We tell Mohit Verma how long- & short-term tax is computed for different types of mutual funds

Could you tell the tax slabs on returns of debt, equity and other funds for less than and more than one year? - Mohit Verma

When an investor sells a capital asset and makes a profit, it is termed as a capital gain and when he makes a loss, it is termed as capital loss. Depending on the period of holding of the capital asset, it is broken up into Long-term Capital Gains and Short-term Capital Gains. The tax levied on this profit is called capital gains tax.

In case of mutual funds, long-term capital gain tax is applicable if you sell your units after 12 months of holding. But, if you sell them within a year of buying, then short-term capital gain tax is applicable. This rule holds true for debt as well as equity mutual funds.

For equity funds, the tax treatment is the same for individual as well as corporate investors. Long-term capital gains of equity funds are exempt from tax. Short-term capital gains are taxed at 16.99 per cent. This includes the capital gains tax rate as well as the surcharge and cess (15%+10%+3%). A Securities Transaction Tax (STT) of 0.25 per cent is levied by the mutual fund on redemption or switch from an equity fund.

For debt funds, long-term capital gains are identical for individual and corporate investors and are taxed at 11.33 per cent without indexation or 22.66 per cent with indexation. Indexation is the process by which inflation is taken into account when doing the tax calculation. This is excellent because it reduces the amount of capital gains and consequently the amount you end up paying as tax.

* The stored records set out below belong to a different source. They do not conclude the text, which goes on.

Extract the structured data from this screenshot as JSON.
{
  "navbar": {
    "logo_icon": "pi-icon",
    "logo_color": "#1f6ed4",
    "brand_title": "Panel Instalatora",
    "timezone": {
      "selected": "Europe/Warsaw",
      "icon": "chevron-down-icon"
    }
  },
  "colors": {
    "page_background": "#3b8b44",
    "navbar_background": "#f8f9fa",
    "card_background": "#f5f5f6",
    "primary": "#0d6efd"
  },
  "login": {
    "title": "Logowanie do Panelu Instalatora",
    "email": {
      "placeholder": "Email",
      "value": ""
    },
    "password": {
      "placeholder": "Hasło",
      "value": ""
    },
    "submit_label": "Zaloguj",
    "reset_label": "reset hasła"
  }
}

Where short-term capital gain of debt funds is concerned, the tax treatment is different for an individual and for corporate investors. For individual investors, capital gain is added to his income and is taxable as per the applicable tax slab of that investor. For corporate investors, the rate of tax is 33.99 per cent which includes the tax rate, surcharge and cess. STT is not applicable for debt funds.